WEAA radio host fired for remarks, political programming

October 24, 1990|By Michael A. FletcherThomas W. Waldron | Michael A. FletcherThomas W. Waldron,Evening Sun Staff

The host of a Morgan State University radio talk show has been fired for allegedly making comments "in poor taste" on the air and for inviting political candidates on the show without the knowledge of station management.

The firing may have repercussions in the 1991 city comptroller's race because the host, Lynnwood M. Taylor, recently agreed to manage the campaign of Councilman Joseph T. "Jody" Landers 3rd, D-3rd, who is running for city comptroller.

Taylor, who has hosted the "Two-Way Talk" show for three years, said he received a letter from station general manager Preston Blakely on Saturday telling him that he was fired.

The letter said that Taylor's weekly show the previous Wednesday had violated the Federal Communication Commission rules for political programming. The letter also said Taylor had made "various comments" that were "in poor taste."

Taylor said Blakely did not specify his objectionable comments or say how his show had violated political programming rules.

Taylor said he had used his show that Wednesday to criticize another candidate for comptroller, City Council Vice President Jacqueline F. McLean, D-2nd. Taylor said he disagreed with McLean's stance against extending city health benefits to the families of city employees called to active military duty in the Persian Gulf.

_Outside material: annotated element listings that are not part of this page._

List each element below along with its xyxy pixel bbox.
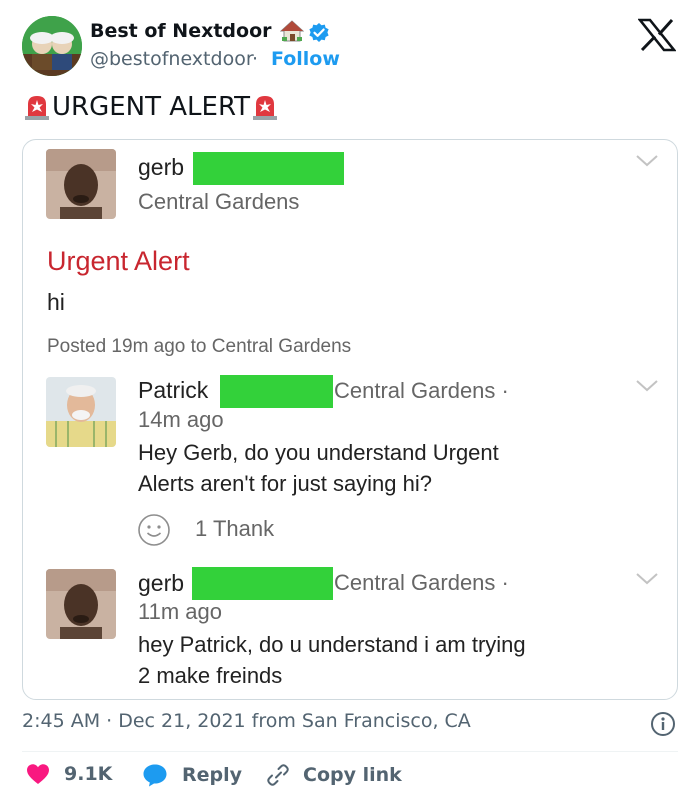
footer-divider — [22, 751, 678, 752]
thanks-count[interactable]: 1 Thank — [195, 516, 274, 542]
comment-neighborhood: Central Gardens · — [334, 378, 509, 403]
post-neighborhood: Central Gardens — [138, 189, 300, 214]
info-icon[interactable] — [650, 711, 676, 737]
comment-time: 14m ago — [138, 407, 224, 432]
heart-icon — [26, 763, 50, 785]
post-body: hi — [47, 289, 65, 315]
comment-author-photo — [46, 569, 116, 639]
copy-link-button[interactable]: Copy link — [265, 763, 402, 787]
reply-label: Reply — [182, 764, 243, 786]
comment-neighborhood: Central Gardens · — [334, 570, 509, 595]
chevron-down-icon[interactable] — [635, 153, 659, 167]
x-logo-icon[interactable] — [637, 18, 677, 52]
comment-author-name: gerb — [138, 570, 185, 596]
comment-time: 11m ago — [138, 599, 222, 624]
comment-text-line: hey Patrick, do u understand i am trying — [138, 632, 526, 657]
like-count: 9.1K — [64, 763, 113, 785]
comment-author-photo — [46, 377, 116, 447]
siren-emoji-icon — [250, 92, 280, 122]
embedded-image-card[interactable]: gerb Central Gardens Urgent Alert hi Pos… — [22, 139, 678, 700]
chevron-down-icon[interactable] — [635, 571, 659, 585]
tweet-timestamp[interactable]: 2:45 AM · Dec 21, 2021 from San Francisc… — [22, 710, 471, 732]
chevron-down-icon[interactable] — [635, 378, 659, 392]
avatar[interactable] — [22, 16, 82, 76]
link-icon — [265, 763, 291, 787]
smiley-icon[interactable] — [137, 513, 171, 547]
siren-emoji-icon — [22, 92, 52, 122]
reply-bubble-icon — [142, 763, 168, 787]
redaction-box — [192, 567, 333, 600]
author-handle[interactable]: @bestofnextdoor — [90, 48, 254, 70]
follow-button[interactable]: Follow — [271, 48, 340, 70]
tweet-body: URGENT ALERT — [52, 92, 251, 122]
comment-author-name: Patrick — [138, 377, 209, 403]
like-button[interactable]: 9.1K — [26, 763, 112, 785]
handle-separator: · — [252, 48, 259, 70]
author-name[interactable]: Best of Nextdoor — [90, 20, 272, 42]
post-author-name: gerb — [138, 154, 185, 180]
verified-badge-icon — [308, 22, 330, 44]
post-title: Urgent Alert — [47, 246, 190, 276]
post-author-photo — [46, 149, 116, 219]
redaction-box — [193, 152, 344, 185]
post-meta: Posted 19m ago to Central Gardens — [47, 336, 352, 357]
comment-text-line: 2 make freinds — [138, 663, 283, 688]
redaction-box — [220, 375, 333, 408]
tweet-text: URGENT ALERT — [22, 92, 280, 122]
copy-link-label: Copy link — [303, 764, 402, 786]
house-emoji-icon — [279, 20, 305, 42]
comment-text-line: Hey Gerb, do you understand Urgent — [138, 440, 499, 465]
reply-button[interactable]: Reply — [142, 763, 242, 787]
comment-text-line: Alerts aren't for just saying hi? — [138, 471, 433, 496]
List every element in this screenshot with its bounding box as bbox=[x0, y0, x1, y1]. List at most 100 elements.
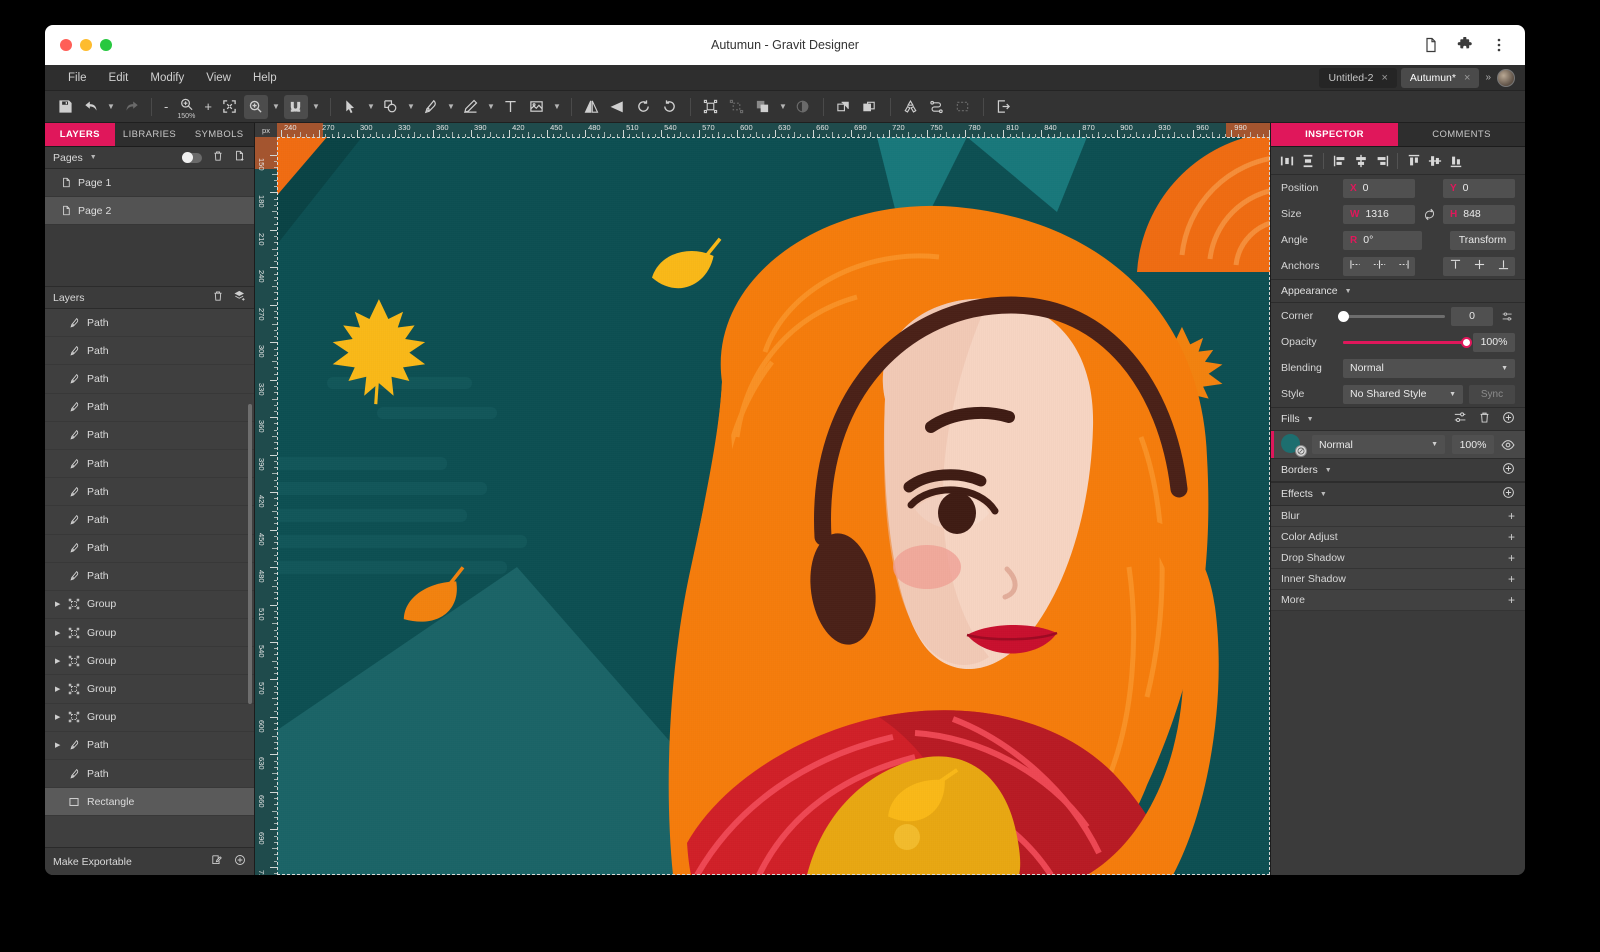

"I was extremely critical of that individual," said Taylor, who also is the reading clerk for the Baltimore City Council.

Taylor, a former Baltimore Urban League employee, said he plans to leave his council post in December, when Landers officially declares his candidacy for comptroller.

Taylor said that although Blakely didn't specify his criticism of McLean, he thought that might have triggered the firing.

"I suspect that one of the opposition complained to the station," Taylor said.

Blakely could not be reached for comment.

McLean said she knew nothing about Taylor's firing or his comments about her. "I didn't know he criticized me," she said. "I must not have listened to the show that night."

Landers, meanwhile, is distancing his campaign from Taylor's firing. "I don't see this as having a bearing on my campaign," he said. "But he should pursue this if he feels that he was not dealt with evenhandedly."

Taylor's firing also comes after Republican gubernatorial candidate William S. Shepard was abruptly forbidden from appearing on the radio station earlier this month.

A station official, however, said the Shepards could not come on the show, citing a newly issued memorandum from station management prohibiting political candidates from appearing as guests without prior approval.

"This was the first I heard about the policy," said Taylor, who was angry at the cancellation and said it caught him by surprise.

Blakely's letter of dismissal said Taylor was "unprofessional" for announcing on the air that the station management had decided not to allow the Shepards on his show.

Taylor said he planned to hold a news conference outside the station today to air the matter. "I'm a scapegoat," he said.

He added that despite his own political activity, he has been a fair talk-show host. "I've had every mover and shaker in the city on WEAA, whatever their leanings," he said.

Before working for Landers, Taylor has been active in several campaigns including those of City Council President Mary Pat Clarke, U.S. Rep. Kweisi Mfume, D-7th, and Mayor Kurt L. Schmoke.

And his new boss had nothing but praise for Taylor. "I think he has great credentials, good organizing skills and is task-oriented," Landers said.